Many athletic women have a pull-up on their training bucket list. Pull-ups are more difficult for women as they generally have more muscle mass on their lower body in proportion to their upper body and thus more weight to lift. However, with the correct progression exercises and dedication, all women who have a healthy BMI are capable of performing a pull-up.
Strengthening the core is essential for optimal training function and to mitigate the risk of muscular imbalances and injury. Weakness through the upper body in women is generally due to undeveloped core muscles, meaning they can’t maintain posture or base. Women who have had babies in particular are susceptible as the abdominal muscles become stretched during pregnancy. Focusing on strengthening the core increases all aspects of upper and lower body strength.
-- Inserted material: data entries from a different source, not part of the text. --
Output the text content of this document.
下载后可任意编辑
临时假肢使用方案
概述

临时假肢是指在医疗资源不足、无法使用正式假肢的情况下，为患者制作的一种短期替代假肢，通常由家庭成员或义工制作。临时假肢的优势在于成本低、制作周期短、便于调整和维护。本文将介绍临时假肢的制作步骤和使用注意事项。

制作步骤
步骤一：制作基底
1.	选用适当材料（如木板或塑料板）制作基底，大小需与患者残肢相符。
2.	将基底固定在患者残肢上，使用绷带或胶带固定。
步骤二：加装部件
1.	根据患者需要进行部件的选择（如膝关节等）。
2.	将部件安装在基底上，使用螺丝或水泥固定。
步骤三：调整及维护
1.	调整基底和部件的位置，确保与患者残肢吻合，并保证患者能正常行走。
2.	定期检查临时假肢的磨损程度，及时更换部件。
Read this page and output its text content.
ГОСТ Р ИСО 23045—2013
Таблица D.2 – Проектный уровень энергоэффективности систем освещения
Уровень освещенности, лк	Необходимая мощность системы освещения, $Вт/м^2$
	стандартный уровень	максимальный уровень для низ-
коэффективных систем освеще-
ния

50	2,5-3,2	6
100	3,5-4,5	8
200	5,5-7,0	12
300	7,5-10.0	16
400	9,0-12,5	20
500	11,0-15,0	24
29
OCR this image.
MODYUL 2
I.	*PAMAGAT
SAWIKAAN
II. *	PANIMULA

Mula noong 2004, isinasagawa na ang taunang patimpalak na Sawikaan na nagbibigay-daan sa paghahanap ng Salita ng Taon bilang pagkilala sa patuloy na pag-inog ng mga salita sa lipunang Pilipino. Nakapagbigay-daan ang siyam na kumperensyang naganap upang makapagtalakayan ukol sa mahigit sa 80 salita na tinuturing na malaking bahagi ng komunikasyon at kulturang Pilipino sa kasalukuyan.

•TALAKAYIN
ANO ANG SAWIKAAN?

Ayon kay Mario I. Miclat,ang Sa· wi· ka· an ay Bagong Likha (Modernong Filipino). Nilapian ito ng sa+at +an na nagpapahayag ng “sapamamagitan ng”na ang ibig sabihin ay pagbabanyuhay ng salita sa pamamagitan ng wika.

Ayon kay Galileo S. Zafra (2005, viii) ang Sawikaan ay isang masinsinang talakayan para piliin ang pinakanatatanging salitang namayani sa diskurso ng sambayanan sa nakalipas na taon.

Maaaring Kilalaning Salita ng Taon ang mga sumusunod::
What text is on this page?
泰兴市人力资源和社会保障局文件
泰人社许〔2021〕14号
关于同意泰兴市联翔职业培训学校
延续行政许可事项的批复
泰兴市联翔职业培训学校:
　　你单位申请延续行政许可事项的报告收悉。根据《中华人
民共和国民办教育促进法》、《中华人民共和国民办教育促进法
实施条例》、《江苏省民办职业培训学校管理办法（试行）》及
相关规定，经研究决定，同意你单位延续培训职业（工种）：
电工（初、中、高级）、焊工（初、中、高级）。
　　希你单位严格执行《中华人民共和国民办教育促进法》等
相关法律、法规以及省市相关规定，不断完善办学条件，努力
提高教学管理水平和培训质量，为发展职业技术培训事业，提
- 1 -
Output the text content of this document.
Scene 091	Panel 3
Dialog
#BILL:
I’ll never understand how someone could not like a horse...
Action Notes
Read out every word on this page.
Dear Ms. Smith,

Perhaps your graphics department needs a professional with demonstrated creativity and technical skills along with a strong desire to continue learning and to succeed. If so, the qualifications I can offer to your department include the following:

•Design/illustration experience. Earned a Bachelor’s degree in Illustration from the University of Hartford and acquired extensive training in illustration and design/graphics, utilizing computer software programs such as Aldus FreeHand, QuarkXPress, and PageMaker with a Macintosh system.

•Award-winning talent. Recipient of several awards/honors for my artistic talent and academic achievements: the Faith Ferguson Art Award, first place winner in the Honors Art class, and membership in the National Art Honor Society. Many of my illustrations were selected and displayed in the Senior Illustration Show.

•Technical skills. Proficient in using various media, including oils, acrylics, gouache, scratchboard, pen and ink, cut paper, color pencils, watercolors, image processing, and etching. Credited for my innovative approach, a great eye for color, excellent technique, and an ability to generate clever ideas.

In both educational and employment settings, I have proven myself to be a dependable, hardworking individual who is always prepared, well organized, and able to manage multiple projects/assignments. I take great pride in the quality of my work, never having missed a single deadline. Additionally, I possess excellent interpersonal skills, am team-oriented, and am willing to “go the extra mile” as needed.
In my previous articles, I touched on the importance of a strong core for upper body strength used for framing and pushing and for building lower body strength for performing deadlifts and squats. This article is focused on strengthening the core in order to perform pull-ups safely and correctly.
4 Core Exercises for Pull-Up Strength for Women
Most people assume that pull-ups are about all about arm strength, but the power for the pull-up comes from your back and core. The latissimus dorsi (lats) are a big, strong muscle group involved in the initiation of a pull-up. If you get the lats super strong along with your core or transverse abdominis to create a strong frame, then you will be more likely achieve a successful pull-up with awesome form.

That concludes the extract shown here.